Clear Windows

Clear Windows

We had a new window installed in our sitting room a few weeks ago. I gaze delightedly out of it each morning as I sit down at my computer table preparing to work.  I can see everything so clearly!  Gone are the smudges, the dust, the nicks in the glass.  It’s as though nothing at all is between me and the trees and sky.

A religious icon is a window into the realm of heaven.  When I write an icon, I often think of myself as the glass.  The ego part of me creates all sorts of smudges, nicks and dust.  It’s inevitable to the human condition that this would be so.  I try to get as clear as possible by sitting in prayer, but I have to resign myself to never being completely transparent.  The same is true when I gaze at an icon.  I cannot see the icon as clearly as it was written unless I sit quietly, with an empty mind. That is definitely a rare thing.  The ego smudges my gazing just as it smudges my writing.  I see “through a glass darkly”, as St. Paul would say.  And sometimes things are pretty dark indeed.

What would it be like to have totally transparent glass in all the windows that look out on God?  I’d be aligned with the Christ in my soul, aligned with the deepest impulses in me to be the person God dreams me to be.  I would be most truly myself.

These days when I read passages like today’s reading from Malachi (Malachi 3:1-4), in which the Messiah comes like a refiner’s fire, I feel a yearning well up in my heart.  He will purify us like gold and silver.  He will purify us until we present offerings to God in righteousness.

I imagine all the dross in my psyche boiling away.  Oh, how wonderful that would be, all the smudges gone from my windows!  I would see clearly, as though nothing were between me and God.

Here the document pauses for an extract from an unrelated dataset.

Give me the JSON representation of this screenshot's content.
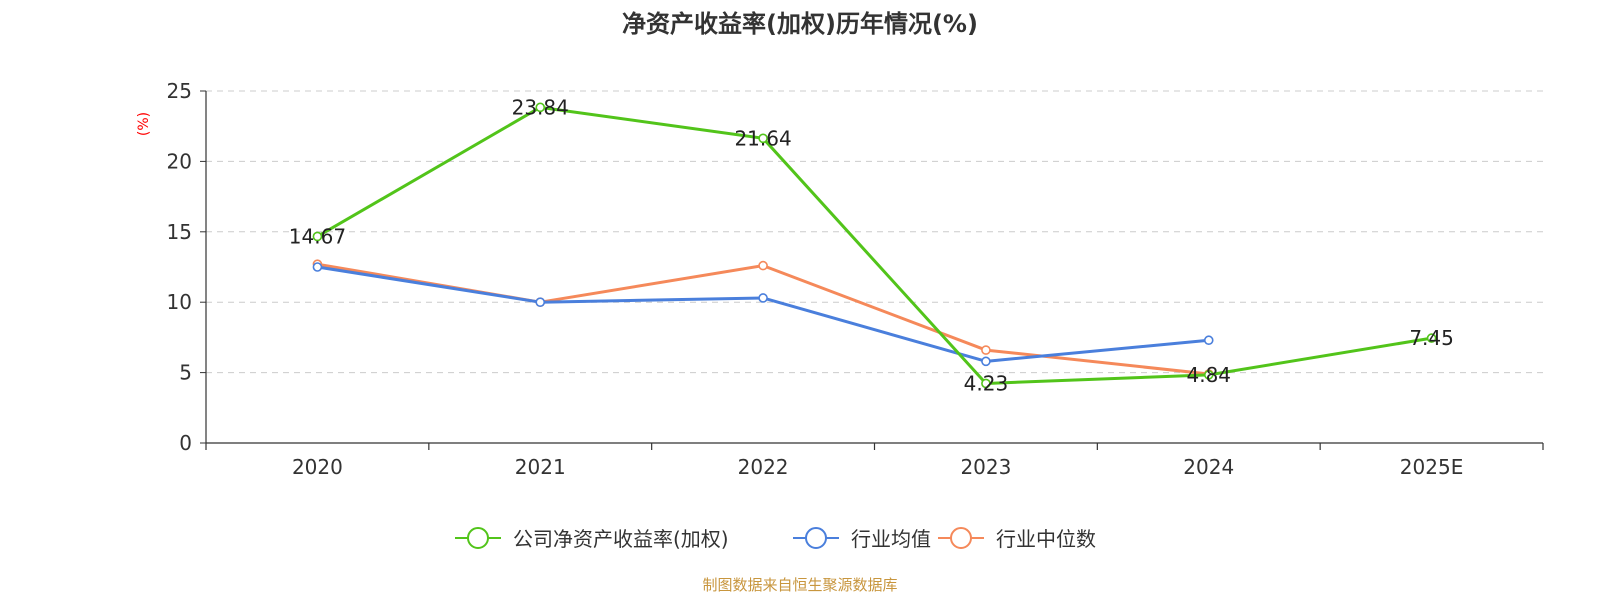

Iconographers sometimes talk about this state as a union with light.  I see it more as a union with love.  The pure, lustrous gleam of our purified hearts cannot help but be love — love shining in the unique hue that is the essence of each one of us and only each one of us, distinctive and yet joined irrevocably in the mysterious Body of Christ.

We spend way too much time on the worries of life.  In the grand scheme of things they are just little bits of grease and dirt.  They are just smudges on the windows, or, at worst, nicks in the glass.  The whole of creation goes begging, meanwhile, for our clear gaze, our admiration, our praise and gratitude.

 May we live ever more fully into seeing clearly and into being the windows that others see through clearly as well.  May we be able to bring our thankfulness and love as righteous offerings to God.